Sounds echoed around her, the whipping wind, the crackle of flames, and, oh, thank God, sirens in the distance.
“Good,” she said to no one and closed her eyes.
Chapter 24
“If you’re always saving for a rainy day,
you’re never going to get out of the house.”
PHOEBE TRAEGER
At two o’clock in the morning, Jax was lying in bed attempting to find sleep when his cell rang. Hoping it was Maddie saying that she’d changed her mind, that she wasn’t dumping his sorry ass, he grabbing the phone.
It was Sawyer, and Jax took a long breath of disappointment. “Been a while since you’ve called me in the middle of the night. Ford need to be bailed out again?
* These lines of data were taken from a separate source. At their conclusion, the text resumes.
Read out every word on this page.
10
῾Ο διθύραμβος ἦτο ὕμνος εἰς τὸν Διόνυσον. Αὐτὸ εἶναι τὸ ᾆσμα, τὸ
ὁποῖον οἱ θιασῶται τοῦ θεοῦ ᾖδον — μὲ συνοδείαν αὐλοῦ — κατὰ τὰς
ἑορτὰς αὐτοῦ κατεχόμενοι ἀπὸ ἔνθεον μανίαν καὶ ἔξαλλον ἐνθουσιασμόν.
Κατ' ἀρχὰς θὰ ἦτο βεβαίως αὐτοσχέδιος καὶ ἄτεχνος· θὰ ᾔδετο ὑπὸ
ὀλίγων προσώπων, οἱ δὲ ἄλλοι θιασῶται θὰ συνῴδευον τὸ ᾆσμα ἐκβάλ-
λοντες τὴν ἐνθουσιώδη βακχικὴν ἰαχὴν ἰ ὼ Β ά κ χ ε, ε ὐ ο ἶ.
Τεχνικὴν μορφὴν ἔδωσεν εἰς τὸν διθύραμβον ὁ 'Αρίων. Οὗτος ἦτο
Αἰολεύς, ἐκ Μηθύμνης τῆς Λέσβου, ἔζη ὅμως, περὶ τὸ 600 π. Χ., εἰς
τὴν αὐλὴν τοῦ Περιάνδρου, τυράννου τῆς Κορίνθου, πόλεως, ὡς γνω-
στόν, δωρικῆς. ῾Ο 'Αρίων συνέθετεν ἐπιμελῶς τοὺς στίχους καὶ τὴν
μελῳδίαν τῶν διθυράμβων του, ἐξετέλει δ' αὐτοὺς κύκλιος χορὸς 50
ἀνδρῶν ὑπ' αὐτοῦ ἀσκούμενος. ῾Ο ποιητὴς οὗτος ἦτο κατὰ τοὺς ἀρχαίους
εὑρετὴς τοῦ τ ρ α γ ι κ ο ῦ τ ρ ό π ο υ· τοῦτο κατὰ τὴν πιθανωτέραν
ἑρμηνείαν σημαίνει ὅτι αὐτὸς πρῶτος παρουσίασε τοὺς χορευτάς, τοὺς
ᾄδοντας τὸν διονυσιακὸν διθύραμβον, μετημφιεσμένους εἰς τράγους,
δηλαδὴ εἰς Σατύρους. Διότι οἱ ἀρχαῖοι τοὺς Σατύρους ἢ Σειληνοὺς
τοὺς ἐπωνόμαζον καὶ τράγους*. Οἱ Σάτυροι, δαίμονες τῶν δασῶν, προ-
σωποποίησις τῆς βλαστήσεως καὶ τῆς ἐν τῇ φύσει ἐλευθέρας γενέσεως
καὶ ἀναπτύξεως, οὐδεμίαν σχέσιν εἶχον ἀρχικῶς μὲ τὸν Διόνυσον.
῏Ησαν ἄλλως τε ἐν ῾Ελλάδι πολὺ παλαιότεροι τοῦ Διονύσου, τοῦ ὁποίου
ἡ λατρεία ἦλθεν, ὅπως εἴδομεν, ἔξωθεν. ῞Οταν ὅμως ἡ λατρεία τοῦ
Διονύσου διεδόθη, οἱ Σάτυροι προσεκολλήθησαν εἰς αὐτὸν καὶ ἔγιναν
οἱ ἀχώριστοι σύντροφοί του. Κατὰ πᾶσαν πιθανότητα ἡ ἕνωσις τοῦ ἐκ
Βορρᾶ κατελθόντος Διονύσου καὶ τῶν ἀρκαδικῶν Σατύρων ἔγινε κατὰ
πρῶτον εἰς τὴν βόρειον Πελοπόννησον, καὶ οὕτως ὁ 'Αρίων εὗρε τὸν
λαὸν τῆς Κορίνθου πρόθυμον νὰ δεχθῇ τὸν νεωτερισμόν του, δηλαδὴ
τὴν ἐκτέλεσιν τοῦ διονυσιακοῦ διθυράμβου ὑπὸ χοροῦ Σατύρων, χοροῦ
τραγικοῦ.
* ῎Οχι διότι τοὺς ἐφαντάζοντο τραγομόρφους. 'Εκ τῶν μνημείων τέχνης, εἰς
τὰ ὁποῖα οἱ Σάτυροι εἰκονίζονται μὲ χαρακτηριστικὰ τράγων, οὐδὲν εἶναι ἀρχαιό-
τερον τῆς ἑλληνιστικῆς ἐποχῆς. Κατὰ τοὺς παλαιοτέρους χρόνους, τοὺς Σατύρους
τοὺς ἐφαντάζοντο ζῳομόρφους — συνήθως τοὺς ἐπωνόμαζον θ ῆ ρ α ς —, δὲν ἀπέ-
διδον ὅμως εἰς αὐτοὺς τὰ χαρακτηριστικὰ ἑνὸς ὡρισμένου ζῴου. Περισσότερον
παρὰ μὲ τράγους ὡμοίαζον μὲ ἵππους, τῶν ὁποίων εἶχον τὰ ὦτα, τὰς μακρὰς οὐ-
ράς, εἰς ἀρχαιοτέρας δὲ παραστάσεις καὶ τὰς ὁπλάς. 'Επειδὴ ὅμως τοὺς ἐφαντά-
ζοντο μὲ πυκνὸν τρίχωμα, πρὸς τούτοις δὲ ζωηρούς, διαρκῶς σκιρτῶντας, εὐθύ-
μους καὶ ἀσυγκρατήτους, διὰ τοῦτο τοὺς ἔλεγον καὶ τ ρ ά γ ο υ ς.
Or are you just that excited for Santa?”
“You need to get ou
t to the inn, now. There’s been a nine-one-one fire call.”
Jax rolled out of bed, grabbed his jeans off the floor and a shirt from the dresser. He jammed his feet into boots, snatched up his keys, and was out the door before Sawyer got his next sentence out.
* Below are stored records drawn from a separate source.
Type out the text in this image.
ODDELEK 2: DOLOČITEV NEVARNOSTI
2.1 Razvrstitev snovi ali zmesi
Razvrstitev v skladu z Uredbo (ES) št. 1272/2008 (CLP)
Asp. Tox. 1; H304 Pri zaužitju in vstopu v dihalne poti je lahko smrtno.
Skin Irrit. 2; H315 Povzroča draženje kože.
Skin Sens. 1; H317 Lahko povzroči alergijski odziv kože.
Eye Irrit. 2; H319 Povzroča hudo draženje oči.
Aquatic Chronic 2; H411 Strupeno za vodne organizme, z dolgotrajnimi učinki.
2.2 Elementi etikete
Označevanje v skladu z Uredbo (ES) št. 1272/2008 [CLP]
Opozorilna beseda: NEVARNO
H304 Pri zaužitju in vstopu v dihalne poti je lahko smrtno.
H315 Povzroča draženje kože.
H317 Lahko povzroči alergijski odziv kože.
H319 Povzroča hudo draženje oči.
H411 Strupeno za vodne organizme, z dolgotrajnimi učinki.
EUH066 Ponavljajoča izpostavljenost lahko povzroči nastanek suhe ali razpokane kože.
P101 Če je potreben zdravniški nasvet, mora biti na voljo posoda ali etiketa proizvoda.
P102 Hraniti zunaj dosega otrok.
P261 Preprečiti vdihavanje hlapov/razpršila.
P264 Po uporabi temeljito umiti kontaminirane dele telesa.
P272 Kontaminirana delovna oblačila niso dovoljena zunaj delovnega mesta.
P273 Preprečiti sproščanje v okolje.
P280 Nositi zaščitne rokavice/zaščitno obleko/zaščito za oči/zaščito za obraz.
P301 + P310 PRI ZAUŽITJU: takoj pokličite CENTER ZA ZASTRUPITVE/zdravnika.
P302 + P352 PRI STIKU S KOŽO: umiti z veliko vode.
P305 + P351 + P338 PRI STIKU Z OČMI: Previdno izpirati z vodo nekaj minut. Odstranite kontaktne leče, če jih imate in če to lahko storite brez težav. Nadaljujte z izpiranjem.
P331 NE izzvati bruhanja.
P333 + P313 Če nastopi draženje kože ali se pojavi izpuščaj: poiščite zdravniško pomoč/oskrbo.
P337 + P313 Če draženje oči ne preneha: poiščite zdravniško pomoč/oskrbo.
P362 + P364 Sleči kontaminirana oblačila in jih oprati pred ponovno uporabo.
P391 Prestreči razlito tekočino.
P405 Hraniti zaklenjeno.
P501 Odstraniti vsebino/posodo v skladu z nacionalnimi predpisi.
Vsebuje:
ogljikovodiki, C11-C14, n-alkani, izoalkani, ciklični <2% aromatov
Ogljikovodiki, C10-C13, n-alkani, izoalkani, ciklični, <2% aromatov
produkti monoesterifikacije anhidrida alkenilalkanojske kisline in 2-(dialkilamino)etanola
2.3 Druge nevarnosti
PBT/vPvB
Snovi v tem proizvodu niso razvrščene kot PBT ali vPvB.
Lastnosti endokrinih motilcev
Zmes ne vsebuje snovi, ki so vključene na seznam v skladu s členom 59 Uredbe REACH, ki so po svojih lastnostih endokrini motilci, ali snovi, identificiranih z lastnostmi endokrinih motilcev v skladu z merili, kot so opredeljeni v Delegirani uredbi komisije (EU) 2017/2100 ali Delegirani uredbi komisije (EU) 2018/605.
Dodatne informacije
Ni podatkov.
“—Fire and rescue units have been dispatched. Do you have Maddie?”
“No.” Christ. He sped down the highway, heart in his throat. “I dropped her off an hour and a half ago.”
“I’ll be there in five,” Sawyer said.
“I’ll be right behind you.”
It took him an agonizing seven minutes to get into town, and when he passed an ambulance racing in the direction of the hospital, his heart nearly stopped.
He flew down the dirt road, his heart taking another hard hit at the sight of the inn with flames pouring out of the windows and leaping high into the night.
The lot was a mess of vehicles and smoke and equipment, making it nearly impossible to see. He peeled into the area, pulled over, and barely came to a stop before he tore out of his Jeep. His pulse was pounding, and his legendary calm was nowhere to be found.
The cottage was gone. Completely gone. The second floor of the inn was on fire. It was a living nightmare. The lights from the rescue rigs slashed through the night as he passed police and fire crew and leapt over lines of hoses and equipment to come to a halt before the blackened shell of the cottage.
No Maddie.
A hand settled on his shoulder. Sawyer. Through the thick, choking smoke, his friend’s face was tight and drawn, but he pointed to the low stone wall between the inn and the marina.
Huddled there, wrapped in a blanket, face dark with soot, sat Maddie.
He took his first breath since Sawyer had called. An EMT was talking to her. Her head was tilted up, facing the still-blazing inn, devastation etched across her face.
Jax crouched in front of her, his hands on her legs. She was shaking like a leaf. Or maybe that was him. “Maddie, Jesus. Are you okay?”
She met his gaze, her own glassy. “It’s gone. The cottage is gone. And the inn—”
“I know, sweetheart.” Just looking at the charred remains made him feel like throwing up. Very carefully, he pulled her against him, absorbing the soft, sorrowful sound she made as she burrowed against him. She wrapped her arms around his neck so tight he couldn’t breathe, but he didn’t need air. He needed her. “I saw the ambulance, and then the remains of the cottage, and I thought—” He closed his eyes and held her in that crushing hug, pressing his face into her neck. “How did you get out?”